We have terms that are real and terms that are imaginary since they are multiplied by i. We can make a system of 2 equations, one equation for the real part and one equation for the imaginary part:

Real: ax2 -ay2 +bx+c=0 (rectangular hyperbola)

Imaginary: 2axy+by=0 (describes the x-axis and a line perpendicular to the x-axis)

The intersection of these 2 equations give the roots of p(x). The real part is a rectangular hyperbola with the center at the point (-b/2a,0). The asymptotes of the rectangular hyperbola make 45 degree angles with the x-axis . The imaginary part describes the x-axis and the perpendicular to the x-axis at (-b/2a,0). So the imaginary part describes 2 lines perpendicular to each other.

The Lill circle representation of the monic version of p(x)= z2 +(b/a)z+c/a intersects the rectangular hyperbola ax2 -ay2 +bx+c=0 at the same points it intersects the line parralel to the x-axis and that passes through the center of Lill’s circle . I will not prove the property, but I will show a random example.

### Example

Let’s use p(x)=2z2 +1.4z+3. The roots of the equation can be obtained using Wolfram Alpha. The lines and the curve generated by the 2 equations  2 x^(2)-2 y^(2)+1.4 x+3=0 and 2*2 x y+1.4 y=0 can be seen below. You can also see the Wolfram Alpha result.

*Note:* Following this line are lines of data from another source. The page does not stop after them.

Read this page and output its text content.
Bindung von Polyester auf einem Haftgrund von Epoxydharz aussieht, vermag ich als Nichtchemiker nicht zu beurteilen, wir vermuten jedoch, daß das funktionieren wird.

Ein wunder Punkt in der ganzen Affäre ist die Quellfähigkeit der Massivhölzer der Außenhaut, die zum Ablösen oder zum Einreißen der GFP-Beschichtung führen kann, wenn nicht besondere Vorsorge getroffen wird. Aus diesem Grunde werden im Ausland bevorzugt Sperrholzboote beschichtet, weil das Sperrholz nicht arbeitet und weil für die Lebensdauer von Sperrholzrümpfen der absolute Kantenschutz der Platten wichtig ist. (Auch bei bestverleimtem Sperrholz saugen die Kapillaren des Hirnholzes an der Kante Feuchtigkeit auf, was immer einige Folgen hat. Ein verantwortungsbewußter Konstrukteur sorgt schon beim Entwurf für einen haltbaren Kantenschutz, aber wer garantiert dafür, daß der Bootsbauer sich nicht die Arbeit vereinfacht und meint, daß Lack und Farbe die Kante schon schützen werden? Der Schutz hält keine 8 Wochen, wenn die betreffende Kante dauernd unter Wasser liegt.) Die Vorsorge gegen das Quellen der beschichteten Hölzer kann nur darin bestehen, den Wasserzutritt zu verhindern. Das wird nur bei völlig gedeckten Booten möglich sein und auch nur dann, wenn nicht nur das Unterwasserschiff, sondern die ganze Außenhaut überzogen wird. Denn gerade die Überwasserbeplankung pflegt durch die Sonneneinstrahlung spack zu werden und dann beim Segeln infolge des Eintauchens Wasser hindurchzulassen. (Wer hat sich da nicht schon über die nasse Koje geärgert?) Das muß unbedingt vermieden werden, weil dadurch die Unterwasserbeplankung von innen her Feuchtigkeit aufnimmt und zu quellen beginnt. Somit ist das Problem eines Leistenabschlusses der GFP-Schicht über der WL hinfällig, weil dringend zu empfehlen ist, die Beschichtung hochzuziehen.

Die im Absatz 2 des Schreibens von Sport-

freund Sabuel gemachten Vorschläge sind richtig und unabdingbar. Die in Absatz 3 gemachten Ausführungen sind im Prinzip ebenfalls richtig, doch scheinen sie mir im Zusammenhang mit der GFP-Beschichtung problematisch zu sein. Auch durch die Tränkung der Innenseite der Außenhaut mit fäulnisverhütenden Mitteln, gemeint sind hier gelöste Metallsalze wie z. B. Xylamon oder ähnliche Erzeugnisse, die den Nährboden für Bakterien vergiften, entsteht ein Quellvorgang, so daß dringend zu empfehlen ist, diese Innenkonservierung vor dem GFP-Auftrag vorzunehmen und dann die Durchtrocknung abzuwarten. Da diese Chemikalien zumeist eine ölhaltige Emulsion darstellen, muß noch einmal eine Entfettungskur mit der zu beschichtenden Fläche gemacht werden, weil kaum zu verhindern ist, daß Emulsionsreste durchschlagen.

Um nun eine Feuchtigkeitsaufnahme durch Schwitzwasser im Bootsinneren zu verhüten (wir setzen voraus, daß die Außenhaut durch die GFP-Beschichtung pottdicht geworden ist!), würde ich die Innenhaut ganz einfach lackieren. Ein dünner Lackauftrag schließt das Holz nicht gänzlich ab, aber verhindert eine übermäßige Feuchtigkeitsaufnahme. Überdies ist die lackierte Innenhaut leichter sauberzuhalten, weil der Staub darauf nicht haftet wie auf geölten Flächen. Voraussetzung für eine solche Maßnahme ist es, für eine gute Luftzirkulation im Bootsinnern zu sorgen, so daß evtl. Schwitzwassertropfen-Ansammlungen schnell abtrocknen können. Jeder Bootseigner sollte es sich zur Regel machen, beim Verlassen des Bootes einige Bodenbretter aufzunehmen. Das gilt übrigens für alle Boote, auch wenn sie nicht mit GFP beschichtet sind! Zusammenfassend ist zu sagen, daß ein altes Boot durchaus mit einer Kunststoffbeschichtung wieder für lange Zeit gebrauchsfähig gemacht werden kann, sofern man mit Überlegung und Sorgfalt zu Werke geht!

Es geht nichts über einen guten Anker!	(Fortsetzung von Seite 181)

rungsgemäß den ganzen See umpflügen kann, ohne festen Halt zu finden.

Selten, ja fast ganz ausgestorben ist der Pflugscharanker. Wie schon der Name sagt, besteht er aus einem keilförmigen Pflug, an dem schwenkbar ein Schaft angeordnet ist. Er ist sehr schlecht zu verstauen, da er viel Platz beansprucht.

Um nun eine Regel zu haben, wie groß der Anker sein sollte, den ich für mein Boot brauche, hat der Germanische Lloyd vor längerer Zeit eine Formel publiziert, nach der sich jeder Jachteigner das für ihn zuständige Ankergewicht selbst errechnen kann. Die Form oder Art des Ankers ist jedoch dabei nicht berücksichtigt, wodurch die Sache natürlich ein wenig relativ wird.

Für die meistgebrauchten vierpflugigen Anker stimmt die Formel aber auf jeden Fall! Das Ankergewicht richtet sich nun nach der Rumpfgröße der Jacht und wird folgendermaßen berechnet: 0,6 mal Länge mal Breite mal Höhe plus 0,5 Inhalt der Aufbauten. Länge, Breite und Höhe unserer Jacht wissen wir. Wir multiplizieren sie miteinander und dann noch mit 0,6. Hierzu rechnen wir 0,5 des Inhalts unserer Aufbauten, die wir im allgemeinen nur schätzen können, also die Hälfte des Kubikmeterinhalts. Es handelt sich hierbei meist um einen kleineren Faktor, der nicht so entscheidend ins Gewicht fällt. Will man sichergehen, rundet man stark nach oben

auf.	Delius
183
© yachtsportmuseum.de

Now we can superimpose the Lill method representation of the monic polynomial z2 +0.7z+1.5. P0P1 =1, P1P2=0.7 and P2P3=1.5 . The Lill circle has the center at point C and passes trough P0 and P3. We can see that the line parallel to the x-axis and that passes through the center C intersects Lill’s circle of the quadratic at the points A and B. A and B are also the points of intersection between the Lill circle and the hyperbola 2 x^(2)-2 y^(2)+1.4 x+3=0.

### Final Notes

To describe a hyperbola we need 5 points (GeoGebra has a drawing function that requires 5 points for a general conic). We know that points A and B are on the hyperbola. We can reflect the points A and B about the x-axis to obtain 2 additional points on the hyperbola. Below we can see the center H of the rectangular hyperbola 2 x^(2)-2 y^(2)+1.4 x+3=0 and the 2 asymptotes that make 45 degrees with the x-axis.

To obtain the fifth point we can use the “Hyperbola Secant Theorem” that I mentioned in other posts. The theorem says :  On any secant of an hyperbola, the segments between the curve and the asymptotes are equal. We can draw a secant through a known point on the hyperbola and we can use the theorem to obtain a new point on the hyperbola.

To make the things more complicated, we can try to work with quadratics that have complex coefficients. If the quadratic has complex coefficients, I believe that the equation of the imaginary terms will also describe a hyperbola, and this hyperbola passes through the center C of Lill circle. We already see that the line described by 2axy+by=0 passes through C . In our example the line HC is the line that passes through Lill’s circle center C and the point (-b/2a,0) or (-0.35,0).

I want to add that I don’t believe that the properties discussed in this post were discussed anywhere else. The methods for solving quadratics discussed in the previous post and the paper mentioned in the beginning of this post are much easier to apply and they use only compass and straightedge constructions. However, the beauty of this method is that it connects the parabola, circle and the hyperbola in an elegant manner. This method proves again that Lill’s method can be connected to various interesting properties.